I had some shareholder dispute when I had my small business. I studied the Alberta "Company Act" to figure out legal ways to get through this challenge. I think I became more knowledgeable than my lawyer.
The Act provides a basic legal rulebook for newly incorporated companies. If the founders want different rules, they can specify these rules that will override similar rules in the act. These are called "bylaws." It's best to create bylaws on incorporation because after there is a big process to changed them later.
If the founder wants to sell 10 shares at $100,000 each, he can. If he wants to sell 1,000,000 shares at $1 each, he can. So if divisibility of shares is an issue, it can be easily fixed. Better before incorporation, but possible after.
There was no legal provision to force investors to be active or passive. All this will be negotiated between the founder and investors as to what rights should be specified in the bylaws. Again, better before incorporation than after.
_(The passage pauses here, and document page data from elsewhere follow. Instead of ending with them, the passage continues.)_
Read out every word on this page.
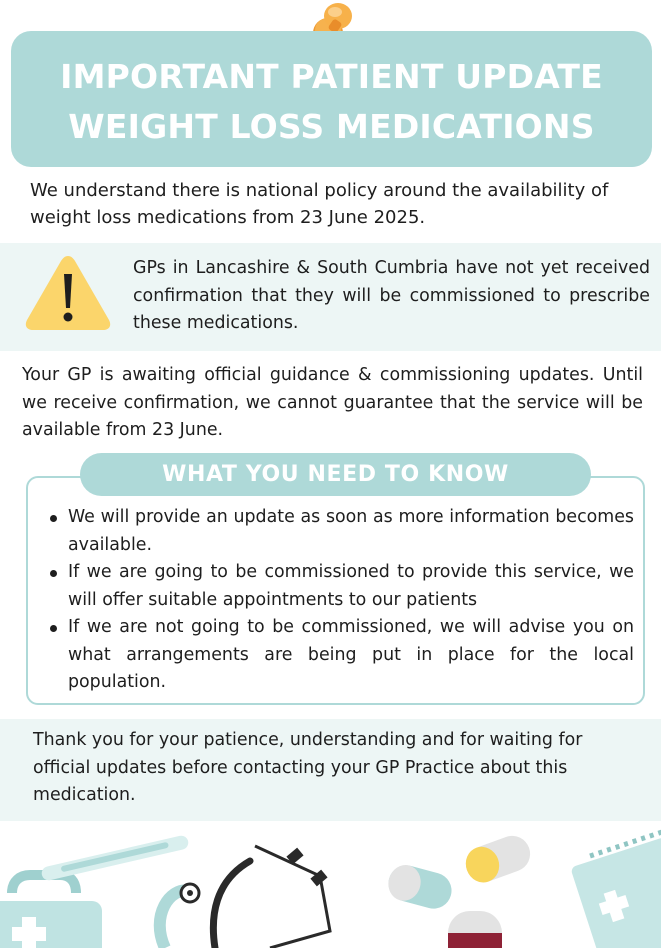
IMPORTANT PATIENT UPDATE
WEIGHT LOSS MEDICATIONS

We understand there is national policy around the availability of weight loss medications from 23 June 2025.

GPs in Lancashire & South Cumbria have not yet received confirmation that they will be commissioned to prescribe these medications.

Your GP is awaiting official guidance & commissioning updates. Until we receive confirmation, we cannot guarantee that the service will be available from 23 June.

WHAT YOU NEED TO KNOW
We will provide an update as soon as more information becomes available.
If we are going to be commissioned to provide this service, we will offer suitable appointments to our patients
If we are not going to be commissioned, we will advise you on what arrangements are being put in place for the local population.

Thank you for your patience, understanding and for waiting for official updates before contacting your GP Practice about this medication.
I issued non-voting shares in my company. My lawyer said it was not recommended, more on democratic principle than legal reasons, but I did it anyways.
Preferred shares are a great option (in my opinion) for finding capital. My understanding is that this way is much less popular today. But if a founder wants to issue them, the lawyers should have the right legal text to put into the bylaws.
Again, this is my experience of Alberta 30 years ago. I would have to extrapolate that flexible business arrangements are still possible throughout North America.